“It was never my intention to nibble around the edges with policies of timid maintenance; I ran to take dead aim at the crisis of our time” said New York Mayor Bill de Blasio at conference on Wednesday.
He explained how his Mayoral campaign began, with a few hundred people gathered outside his house; he was dismissed as naive and populist. But New Yorkers recognised his ‘Tale of Two Cities’ – of a ballooning gap between the richest and the rest – and ignored the establishment lament that speaking of inequality is “unconstructive, divisive… harmful.” He swept to a convincing victory.
London is not too dissimilar. We are regularly told we live in the ‘greatest city in the world’ (main rival: New York), home to some of the world’s biggest businesses and richest people, its most highly-rated restaurants and art and music and sport, and we regularly takes top spot in rankings of the ‘world’s best cities’.
But a closer look reveals we tend to score well on all the things that don’t much matter to most citizens – ‘technology readiness’, ‘economic clout’, business-friendly tax rates or the convenience of the time-zone for financial trading – and perform very badly on those indicators that actually affect the quality of life of most Londoners – the cost of living, housing and transport, access to green space, health, safety, or a sense of community. On Wednesday, as de Blasio was speaking, another survey declared London the world’s most expensive city.
A third of our children grow up in poverty. The poorest Londoners can die up to 25 years earlier than the richest. Our highest-paid executives earnt more by January 8th than the average Briton will earn all year. The average house price increased by twice the average wage in 2013.
The greatest city in the world, perhaps, but for whom? And at what?
Our third London Paper – launched today – draws on ideas shared on Changing London over last winter to argue that we need a new definition of success for our city. The ever-growing inequality between the richest and the poorest – increasingly between the richest and the rest – is not simply an unfortunate by-product of progress but its antithesis. The public agree – three quarters of Londoners would support government action to close the gap between low and high earners.
We suggest four principles to underpin a new vision for London:
On poverty: Having enough to live on should be an entitlement in a rich city, not a privilege
On wealth: Remuneration distorted beyond the dreams of avarice is no more useful here and no more welcome than abject poverty.
On business: Businesses of good character are defined not by shareholder return or contribution to GDP, but by the difference they makes to the lives of Londoners.
On housing: Houses in London are for people to live in and there must be enough for everyone.

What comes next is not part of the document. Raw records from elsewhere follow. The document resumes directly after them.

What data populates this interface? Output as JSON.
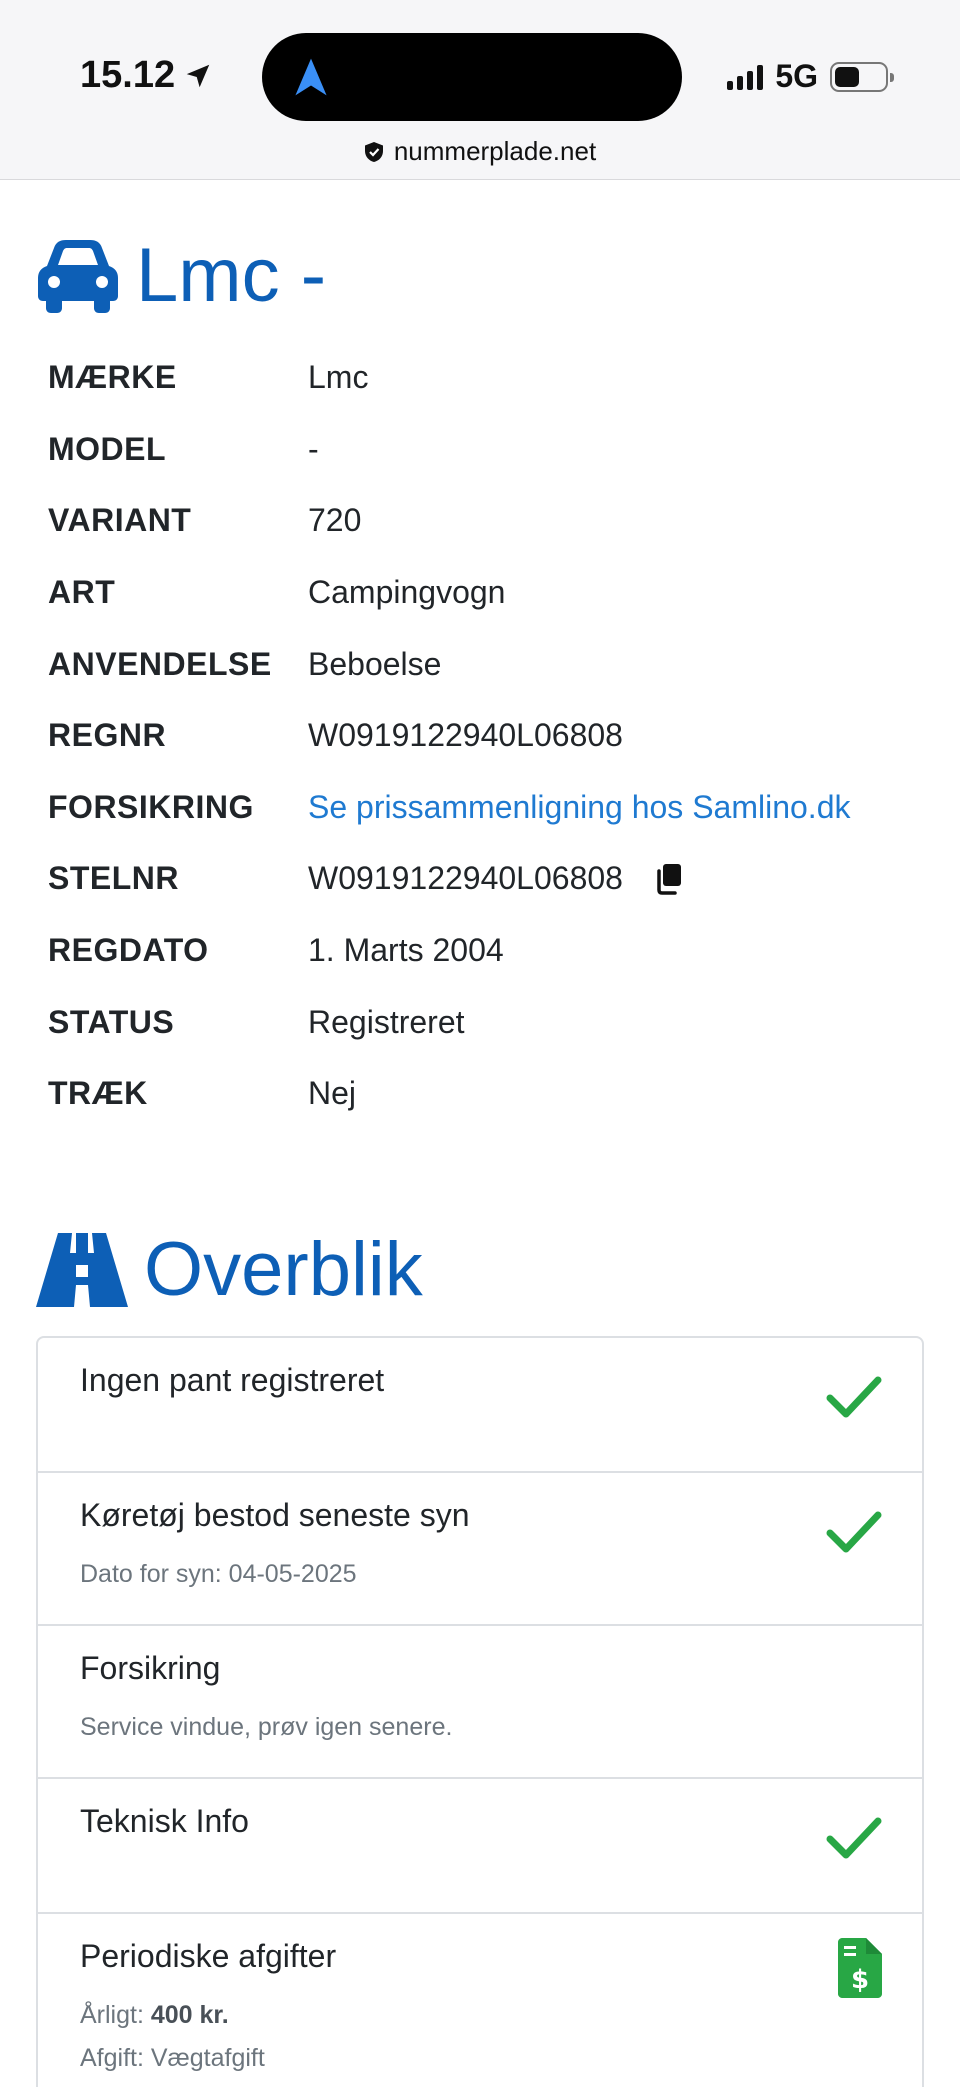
{
  "status_bar": {
    "time": "15.12",
    "network": "5G",
    "url": "nummerplade.net"
  },
  "vehicle": {
    "heading": "Lmc -",
    "rows": [
      {
        "label": "MÆRKE",
        "value": "Lmc"
      },
      {
        "label": "MODEL",
        "value": "-"
      },
      {
        "label": "VARIANT",
        "value": "720"
      },
      {
        "label": "ART",
        "value": "Campingvogn"
      },
      {
        "label": "ANVENDELSE",
        "value": "Beboelse"
      },
      {
        "label": "REGNR",
        "value": "W0919122940L06808"
      },
      {
        "label": "FORSIKRING",
        "value": "Se prissammenligning hos Samlino.dk"
      },
      {
        "label": "STELNR",
        "value": "W0919122940L06808"
      },
      {
        "label": "REGDATO",
        "value": "1. Marts 2004"
      },
      {
        "label": "STATUS",
        "value": "Registreret"
      },
      {
        "label": "TRÆK",
        "value": "Nej"
      }
    ]
  },
  "overview": {
    "heading": "Overblik",
    "items": [
      {
        "title": "Ingen pant registreret",
        "icon": "check-icon"
      },
      {
        "title": "Køretøj bestod seneste syn",
        "subtitle": "Dato for syn: 04-05-2025",
        "icon": "check-icon"
      },
      {
        "title": "Forsikring",
        "subtitle": "Service vindue, prøv igen senere."
      },
      {
        "title": "Teknisk Info",
        "icon": "check-icon"
      },
      {
        "title": "Periodiske afgifter",
        "annual_label": "Årligt:",
        "annual_value": "400 kr.",
        "fee_label": "Afgift: Vægtafgift",
        "icon": "invoice-dollar-icon"
      }
    ]
  },
  "colors": {
    "heading_blue": "#0d5fb6",
    "link_blue": "#1f7ad1",
    "success_green": "#28a745"
  }
}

They should no longer be mistaken for investment vehicles.
Each principle leads to a series of practical recommendations – on everything from pay ratios and voluntary taxation to the living wage and well-paid apprenticeships.
But unlike de Blasio, the London mayor currently lacks executive power over most of these major levers – taxes, benefits, wages – to challenge inequality. One solution is to concentrate on transport, planning and the police and leave inequality alone, but that would be a criminal waste of the unprecedented profile and platform the London mayor holds.
Or they could take advantage of their profile and their democratic legitimacy to become a formidable activist on behalf of all citizens; telling a new story about our city and pressuring and cajoling and publicly holding to account. For example, we suggest they could buy a People’s Share in each of London’s largest companies, and represent us at the AGM, demanding a living wage and fair pay at the top. Bogota’s former Mayor Antanas Mockus perfected the activist style – using mime artists to reduce traffic deaths, organising city-wide women only nights to improve safety, and persuading 63,000 residents to pay a voluntary extra tax.
Within days of the last vote being cast next May Labour’s Mayoral hopefuls will be hitting the campaign trail in earnest. They should take heart from de Blasio’s victory and be bold. This is not quick-fix politics: it calls for sustained stewardship of our city and its economy. But a brave mayor could lead that conversation, challenge the orthodoxy and change not just London but the national trajectory too.